Since creating backups from a slave db is bad for a few reasons, which db should be used in a master-master-slave scheme? The primary master, right? For now, the secondary master is for automatic failover so I won’t have to promote a slave to master, etc. Or is there a better solution for the whole thing (failover, replication, and backup)?
Why is taking a backup from a slave (or standby master in your case) bad? That is common practice at most companies. As long as you monitor for slave lag and check the slave for consistency (mainly if you use statement based replication), then there should generally be no problem with it.
I thought that relying on the slave for backups is bad because it could be out of sync, corrupt, or in some other bad state and we may not know it. I do use statement-based replication. I will look around for tips to check for consistency. I tried a few pt tools, but I got results that would lead me to believe that the tables I checked were drastically out of sync, when a select * into outfile on both and a diff of the file revealed that they were the same.
Checking for slave lag and consistency is something you should do either way, so definitely a good thing to get that going. Especially if you are using master-master. If you think about it, basically what you are saying is that you cannot rely on the data from your standby master being correct. If that is the case, what use is having the standby master? If you failed over and the data was out of sync, then you’d be in trouble. So once you gain confidence in your standby master being accurate, there is no reason you cannot take a backup from it.

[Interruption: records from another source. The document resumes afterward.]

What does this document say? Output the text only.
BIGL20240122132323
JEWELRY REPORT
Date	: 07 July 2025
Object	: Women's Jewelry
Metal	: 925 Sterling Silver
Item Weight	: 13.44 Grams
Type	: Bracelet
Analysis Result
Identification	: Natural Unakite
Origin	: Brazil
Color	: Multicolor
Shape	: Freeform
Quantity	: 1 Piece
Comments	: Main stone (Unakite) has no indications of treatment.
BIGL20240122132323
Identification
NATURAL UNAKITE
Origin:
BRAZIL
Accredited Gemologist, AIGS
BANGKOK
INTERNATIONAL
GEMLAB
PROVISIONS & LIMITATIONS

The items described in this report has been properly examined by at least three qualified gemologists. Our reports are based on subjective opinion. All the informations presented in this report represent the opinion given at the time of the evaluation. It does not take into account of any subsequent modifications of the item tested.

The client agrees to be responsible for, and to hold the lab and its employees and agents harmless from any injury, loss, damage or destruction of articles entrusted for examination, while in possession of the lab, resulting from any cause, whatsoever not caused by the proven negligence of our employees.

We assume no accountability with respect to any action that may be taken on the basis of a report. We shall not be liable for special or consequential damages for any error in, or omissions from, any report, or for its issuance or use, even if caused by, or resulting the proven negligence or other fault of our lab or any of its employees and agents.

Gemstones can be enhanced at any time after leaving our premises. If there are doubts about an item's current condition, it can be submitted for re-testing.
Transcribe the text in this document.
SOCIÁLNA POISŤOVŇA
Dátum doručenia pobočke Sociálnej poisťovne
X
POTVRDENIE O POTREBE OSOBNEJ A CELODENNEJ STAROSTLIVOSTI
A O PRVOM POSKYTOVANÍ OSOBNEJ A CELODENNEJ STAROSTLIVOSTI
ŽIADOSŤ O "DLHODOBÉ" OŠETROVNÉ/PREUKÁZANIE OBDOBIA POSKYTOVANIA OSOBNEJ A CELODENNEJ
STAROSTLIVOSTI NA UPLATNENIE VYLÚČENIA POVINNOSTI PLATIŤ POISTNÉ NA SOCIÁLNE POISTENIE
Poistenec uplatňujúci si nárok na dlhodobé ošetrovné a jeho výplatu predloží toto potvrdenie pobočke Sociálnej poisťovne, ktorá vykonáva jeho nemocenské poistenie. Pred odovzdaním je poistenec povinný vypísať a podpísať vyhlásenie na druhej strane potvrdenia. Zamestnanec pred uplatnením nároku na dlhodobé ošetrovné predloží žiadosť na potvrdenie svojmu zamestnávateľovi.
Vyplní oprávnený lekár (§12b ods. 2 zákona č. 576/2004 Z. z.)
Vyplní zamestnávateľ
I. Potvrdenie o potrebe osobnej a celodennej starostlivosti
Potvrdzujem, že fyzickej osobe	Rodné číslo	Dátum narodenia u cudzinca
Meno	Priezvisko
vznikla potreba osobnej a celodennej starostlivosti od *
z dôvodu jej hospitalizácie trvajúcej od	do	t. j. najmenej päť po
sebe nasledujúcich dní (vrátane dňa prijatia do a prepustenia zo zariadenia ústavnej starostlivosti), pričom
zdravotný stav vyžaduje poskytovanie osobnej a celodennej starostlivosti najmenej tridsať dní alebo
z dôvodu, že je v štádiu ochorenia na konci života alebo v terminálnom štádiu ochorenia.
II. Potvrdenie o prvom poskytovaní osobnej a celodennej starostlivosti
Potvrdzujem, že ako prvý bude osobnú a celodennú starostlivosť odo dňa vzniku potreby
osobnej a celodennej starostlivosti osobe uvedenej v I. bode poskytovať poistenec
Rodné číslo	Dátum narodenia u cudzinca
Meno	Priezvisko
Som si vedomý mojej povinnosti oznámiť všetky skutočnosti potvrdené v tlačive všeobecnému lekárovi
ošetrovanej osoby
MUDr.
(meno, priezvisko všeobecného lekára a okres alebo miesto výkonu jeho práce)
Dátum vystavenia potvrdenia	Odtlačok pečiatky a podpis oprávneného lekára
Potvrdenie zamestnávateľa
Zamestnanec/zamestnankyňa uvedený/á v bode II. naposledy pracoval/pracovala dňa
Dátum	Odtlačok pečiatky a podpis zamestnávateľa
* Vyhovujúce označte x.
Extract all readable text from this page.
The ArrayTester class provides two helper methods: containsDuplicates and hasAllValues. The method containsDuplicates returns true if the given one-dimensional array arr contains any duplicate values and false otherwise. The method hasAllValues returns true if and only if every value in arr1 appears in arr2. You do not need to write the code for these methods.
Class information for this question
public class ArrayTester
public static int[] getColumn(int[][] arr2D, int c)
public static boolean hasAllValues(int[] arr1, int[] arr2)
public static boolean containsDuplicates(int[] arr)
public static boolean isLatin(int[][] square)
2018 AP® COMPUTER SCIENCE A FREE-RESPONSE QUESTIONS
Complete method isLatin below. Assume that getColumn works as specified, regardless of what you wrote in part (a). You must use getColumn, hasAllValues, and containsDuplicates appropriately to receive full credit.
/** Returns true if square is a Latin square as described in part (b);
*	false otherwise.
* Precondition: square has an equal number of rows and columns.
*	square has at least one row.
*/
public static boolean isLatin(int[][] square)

You do bring up another good point, which is that you should always check your backups, including loading the backup on another server on a consistent basis to make sure the backup will actually load (and how long it will take) when you really need it.
The Percona toolkit is pretty solid in both cases.
If you are having trouble with the pt-table-checksum, I’d post up your questions in that subforum and someone from the company should be able to help with specifics.
For slave lag, their pt-heartbeat script works well as it is pretty simplistic ([url]http://www.percona.com/doc/percona-toolkit/2.1/pt-heartbeat.html[/url]). Basically it just inserts a timestamp into a table on the master which replicates to the slaves. It then just compares the timestamp values between the master and slave(s) and determines slave lag. This is preferable to the “seconds behind master” indicator, as that is not very reliable. You could even write a simple bash script to do this yourself if you prefer.
Thanks, Scott. I’ll look into the full toolkit. If the checksums issue repeats, I’ll post in the appropriate place. I was relying on “seconds behind”, but will try the heartbeat script. It’s good a cool name and I’ll be able to say that I’m checking the heartbeat of my db servers.